Tout cela, Jésus le dit aux foules en paraboles, et il ne leur disait rien sans parabole,
accomplissant ainsi la parole du prophète : ‘J’ouvrirai la bouche pour des paraboles, je publierai ce qui fut caché depuis la fondation du monde.’
Alors, laissant les foules, il vint à la maison. Ses disciples s’approchèrent et lui dirent : « Explique-nous clairement la parabole de l’ivraie dans le champ. »
Il leur répondit : « Celui qui sème le bon grain, c’est le Fils de l’homme ;
le champ, c’est le monde ; le bon grain, ce sont les fils du Royaume ; l’ivraie, ce sont les fils du Mauvais.
L’ennemi qui l’a semée, c’est le diable ; la moisson, c’est la fin du monde ; les moissonneurs, ce sont les anges.
De même que l’on enlève l’ivraie pour la jeter au feu, ainsi en sera-t-il à la fin du monde.
Le Fils de l’homme enverra ses anges, et ils enlèveront de son Royaume toutes les causes de chute et ceux qui font le mal ;
ils les jetteront dans la fournaise : là, il y aura des pleurs et des grincements de dents.
Alors les justes resplendiront comme le soleil dans le royaume de leur Père.
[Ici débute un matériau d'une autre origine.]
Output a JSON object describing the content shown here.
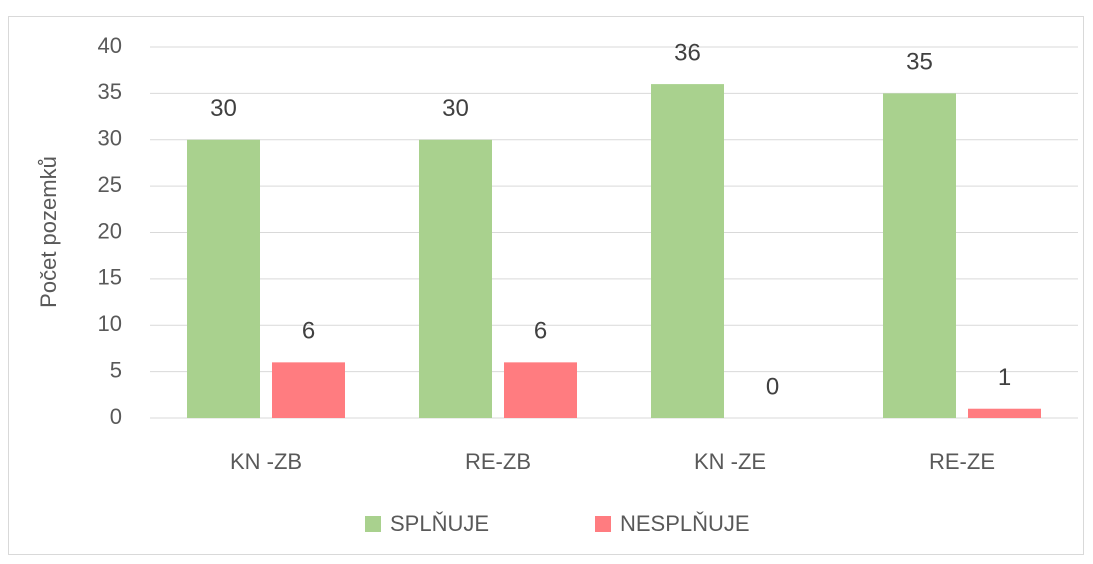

Celui qui a des oreilles, qu’il entende ! » (Matthieu 13, 24-43)

Le triomphalisme, la soif de pouvoir, le désir de s’imposer à ses adversaires ont causé au christianisme, tout au long de siècles, beaucoup de préjudices. Il y a encore des chrétiens qui regrettent une Église puissante, capable de remplir les églises, de conquérir les rues et d’imposer sa religion à la société entière.

Il nous faut relire deux petites paraboles où Jésus dit clairement que la mission de ses disciples n’est pas de construire une religion puissante, mais de se mettre au service du projet humanisant du Père – le règne de Dieu – en semant de petites « semences » d’Évangile au cœur de la société en tant que petit « ferment » d’une vie humaine.

La première parabole parle d’un grain de moutarde que l’on sème dans le jardin potager. Qu’a-t-elle de spécial cette semence ? C’est d’être la plus petite parmi toutes les semences, mais lorsqu’elle pousse, elle devient un arbuste plus grand que toutes les plantes potagères. Le projet du Père commence très humblement, mais nous ne pouvons même pas imaginer maintenant sa force transformatrice.

L’activité de Jésus en Galilée semant des gestes de bonté et de justice n’a rien de grandiose ou de spectaculaire: ni à Rome ni au Temple de Jérusalem, on se rend compte de ce qui arrive. Le travail que nous, ses disciples, réalisons aujourd’hui semble insignifiant : il est ignoré par les centres du pouvoir.

Même nous, chrétiens, nous pouvons penser qu’il est inutile de travailler pour un monde meilleur : l’être humain commet sans cesse les mêmes horreurs de toujours. Nous n’arrivons pas à saisir la croissance progressive du règne de Dieu.

La deuxième parabole parle d’une femme qui met un peu de levain dans une grande quantité de pâte. Sans que personne ne sache comment, le levain travaille silencieusement cette pâte jusqu’à la faire lever complètement. C’est ce qui arrive avec le projet humanisant de Dieu. Une fois qu’il a été introduit dans le monde, il transforme de façon silencieuse l’histoire humaine. Dieu n’agit pas en s’imposant du dehors. Il humanise le monde en attirant les consciences de ses enfants vers une vie plus digne, plus juste et plus fraternelle.

Il nous faut faire confiance à Jésus. Dans ses débuts, le règne de Dieu est toujours quelque chose d’humble et de petit, mais Dieu est déjà à l’œuvre parmi nous en train de promouvoir la solidarité, le désir de vérité et de justice, le désir d’un monde plus heureux. Nous devons collaborer avec lui en suivant Jésus.

Une Église moins puissante, plus dépourvue de privilèges, plus pauvre et plus proche des pauvres sera toujours une Église plus libre pour semer des semences d’Évangile et plus humble pour vivre au milieu des gens comme le ferment d’une vie plus digne et plus fraternelle.